The question is: How do we fix this, without discriminating against people who have a legitimate need for service animals?
Publix has it figured out. If more businesses followed the iconic, Florida-based grocery store chain’s lead, this problem might dwindle, dramatically.
In past weeks, coverage has focused on new signs that lead off with the words, in light Publix green, “No pets allowed.” Underneath, it states “This includes emotional support animals. Only service animals are permitted.” The sign provides a concise rundown of state and federal laws, including a reminder — as tart as key lime pie — that misrepresenting a dog as a service animal is illegal in Florida and other states.

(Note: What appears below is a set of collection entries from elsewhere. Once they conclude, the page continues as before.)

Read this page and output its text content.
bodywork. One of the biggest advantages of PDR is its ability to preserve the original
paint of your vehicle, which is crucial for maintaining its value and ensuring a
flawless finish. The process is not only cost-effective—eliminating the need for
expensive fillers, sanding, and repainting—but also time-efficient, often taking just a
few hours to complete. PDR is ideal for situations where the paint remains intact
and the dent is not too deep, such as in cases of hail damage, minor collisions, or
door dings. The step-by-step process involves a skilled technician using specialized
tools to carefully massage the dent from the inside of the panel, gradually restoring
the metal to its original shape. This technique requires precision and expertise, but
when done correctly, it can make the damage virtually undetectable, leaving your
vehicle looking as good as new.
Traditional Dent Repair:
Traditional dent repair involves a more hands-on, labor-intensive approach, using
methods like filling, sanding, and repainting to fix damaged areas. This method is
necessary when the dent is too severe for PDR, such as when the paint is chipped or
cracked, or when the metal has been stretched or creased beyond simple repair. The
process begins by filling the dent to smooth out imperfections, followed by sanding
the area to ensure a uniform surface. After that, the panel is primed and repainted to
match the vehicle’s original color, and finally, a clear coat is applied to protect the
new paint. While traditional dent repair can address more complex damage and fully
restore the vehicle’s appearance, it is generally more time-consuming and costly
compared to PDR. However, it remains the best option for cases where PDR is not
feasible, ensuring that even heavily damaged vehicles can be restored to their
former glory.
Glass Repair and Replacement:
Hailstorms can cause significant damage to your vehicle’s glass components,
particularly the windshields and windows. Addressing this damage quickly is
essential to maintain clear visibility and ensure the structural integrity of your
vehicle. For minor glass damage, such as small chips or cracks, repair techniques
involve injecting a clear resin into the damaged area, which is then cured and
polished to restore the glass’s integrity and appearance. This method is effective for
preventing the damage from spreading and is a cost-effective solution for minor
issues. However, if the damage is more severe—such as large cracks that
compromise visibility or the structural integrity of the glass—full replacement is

Its reference to emotional support animals reminds people that dogs and other animals who fulfill mental-health needs but aren’t trained to perform specific tasks are only protected by laws referring to public transit and residential accommodations.
Setting things up this way, and making it clear to employees that they won’t be disciplined for confronting pet owners who don’t follow the rules, could do a lot to ease the problem. It’s not a perfect solution, because it opens the door to harassment against people with legitimate but invisible disabilities like post-traumatic stress disorder. But it provides a solid defense against the worst abuses: Non-disabled people who want to bring poorly controlled, untrained animals into businesses or restaurants and ignore rules about placing them in shopping carts or allow them to run free.
Publix’s policy, and its willingness to enforce the rules, is nothing new. But it’s also unfortunately all too rare.
We don’t dispute that disability rights activists have legitimate concerns about stricter rule enforcement. Aside from harassment problems, they argue that properly, officially trained service dogs are expensive, and waiting lists can be long. This is a separate challenge, and one that deserves attention. But carrying untrained animals into areas where they are prohibited by law doesn’t solve it.
We need more businesses to follow Publix’s lead. Make it clear that pets are banned. Spell out the law that requires them to be under control and trained to perform specific tasks. Empower employees to talk to customers who clearly aren’t following state and federal restrictions, and don’t be afraid to eject customers who don’t comply.
If enforcement becomes more consistent, it might not block the most brazen offenders. But it will give pause to those who encounter poorly behaved, illegal animals everywhere they go, and start to wonder why they can’t tote around their own pampered pooches.